Addressing citizen consternation
John Quinn, CIO and secretary for digital services for the state of Vermont, is going a step further by including cybersecurity requirements, such as endpoint protection and satisfactory penetration-test scores, into all vendor contracts for ARPA-supported projects under his watch.
Tapping $66 million of the state’s $1.3 billion in ARPA funding for IT, Quinn hopes to securely and effectively reverse many of the most aggravating experiences citizens have with state government. A portion of the money, for example, will help modernize the hardware and software powering the Department of Motor Vehicles. In the midst of a pandemic, where remote is the name of the game, this would include eliminating the 10 paper touches that typically occur during something as simple as renewing a registration.

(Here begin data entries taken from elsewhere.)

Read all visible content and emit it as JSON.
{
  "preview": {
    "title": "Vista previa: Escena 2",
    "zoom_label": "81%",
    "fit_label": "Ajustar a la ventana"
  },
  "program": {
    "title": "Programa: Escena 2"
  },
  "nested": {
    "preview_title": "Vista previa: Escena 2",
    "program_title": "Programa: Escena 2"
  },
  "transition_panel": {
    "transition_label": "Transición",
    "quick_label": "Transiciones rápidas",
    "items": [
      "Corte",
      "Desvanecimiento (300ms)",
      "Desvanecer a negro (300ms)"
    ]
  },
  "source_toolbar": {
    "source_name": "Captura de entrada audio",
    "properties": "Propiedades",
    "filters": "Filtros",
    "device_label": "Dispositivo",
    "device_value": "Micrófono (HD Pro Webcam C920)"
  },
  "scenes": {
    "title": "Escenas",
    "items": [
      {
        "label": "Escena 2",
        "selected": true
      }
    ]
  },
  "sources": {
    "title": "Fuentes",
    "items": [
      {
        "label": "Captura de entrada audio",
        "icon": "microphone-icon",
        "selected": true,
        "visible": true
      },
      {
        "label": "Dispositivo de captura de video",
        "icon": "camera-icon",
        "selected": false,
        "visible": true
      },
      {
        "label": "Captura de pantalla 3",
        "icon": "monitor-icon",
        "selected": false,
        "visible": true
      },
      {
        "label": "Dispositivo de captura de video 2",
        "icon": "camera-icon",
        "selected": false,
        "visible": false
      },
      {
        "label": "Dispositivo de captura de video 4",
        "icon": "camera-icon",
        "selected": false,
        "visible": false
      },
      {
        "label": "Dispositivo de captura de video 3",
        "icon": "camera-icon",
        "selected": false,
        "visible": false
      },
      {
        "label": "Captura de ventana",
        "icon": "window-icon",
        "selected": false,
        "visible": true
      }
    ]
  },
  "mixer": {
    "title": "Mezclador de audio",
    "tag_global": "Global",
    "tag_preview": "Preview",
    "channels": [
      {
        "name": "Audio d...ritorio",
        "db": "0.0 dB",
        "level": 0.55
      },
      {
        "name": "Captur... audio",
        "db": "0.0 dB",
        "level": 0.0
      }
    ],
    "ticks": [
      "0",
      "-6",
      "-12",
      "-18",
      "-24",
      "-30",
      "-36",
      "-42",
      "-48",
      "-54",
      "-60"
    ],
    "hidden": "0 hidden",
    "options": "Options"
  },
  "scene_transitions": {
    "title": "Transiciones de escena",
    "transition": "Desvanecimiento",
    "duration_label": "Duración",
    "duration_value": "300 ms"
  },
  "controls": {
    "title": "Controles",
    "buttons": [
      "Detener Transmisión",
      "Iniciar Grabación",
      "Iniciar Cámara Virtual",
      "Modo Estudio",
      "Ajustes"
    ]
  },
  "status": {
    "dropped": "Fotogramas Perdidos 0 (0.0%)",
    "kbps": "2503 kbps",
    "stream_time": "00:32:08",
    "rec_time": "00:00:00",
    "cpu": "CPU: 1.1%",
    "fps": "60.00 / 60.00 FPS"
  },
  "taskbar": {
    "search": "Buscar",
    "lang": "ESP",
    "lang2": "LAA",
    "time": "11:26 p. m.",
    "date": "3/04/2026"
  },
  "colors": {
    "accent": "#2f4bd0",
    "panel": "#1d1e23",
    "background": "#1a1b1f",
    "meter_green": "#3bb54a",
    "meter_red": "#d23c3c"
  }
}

Without these funds, the modernization of the DMV wouldn’t be happening.
Another chunk of the funds would go to upgrading the decades-old mainframes, which are notoriously slow at processing and shipping unemployment checks from the state’s Department of Labor. Vermont is also implementing a single customer relationship management (CRM) solution to better orchestrate the 189 processes and systems involved in serving residents. In the end, Quinn believes ARPA funding will vastly improve citizen experiences.
“Without these funds, user interfaces wouldn’t be getting upgraded right now, and the modernization of the DMV wouldn’t be happening,” he says. And there is a bonus: Today’s investment will reap dividends tomorrow. “Those things have long-term effects on the state.”
At a local level, ARPA funding is enabling fresh thinking about technology’s role—both operationally and financially. The city of Alexandria, Va., for example, is doing something remarkable. It is using a share of $60 million in ARPA funding to dig 40 miles of trenches for new fiber-optic broadband lines to better connect municipal and school offices. But while the ditches are open, the city will also contract with an internet service provider (ISP) to bury a second line for delivering service to underserved residents.
What makes the initiative novel is that the city could potentially make money from this arrangement.
“Whomever partners with us needs to be willing to provide access to every street in the city,” says Laura Triggs, deputy city manager for Alexandria. “We are providing the skeleton for them to connect it all.”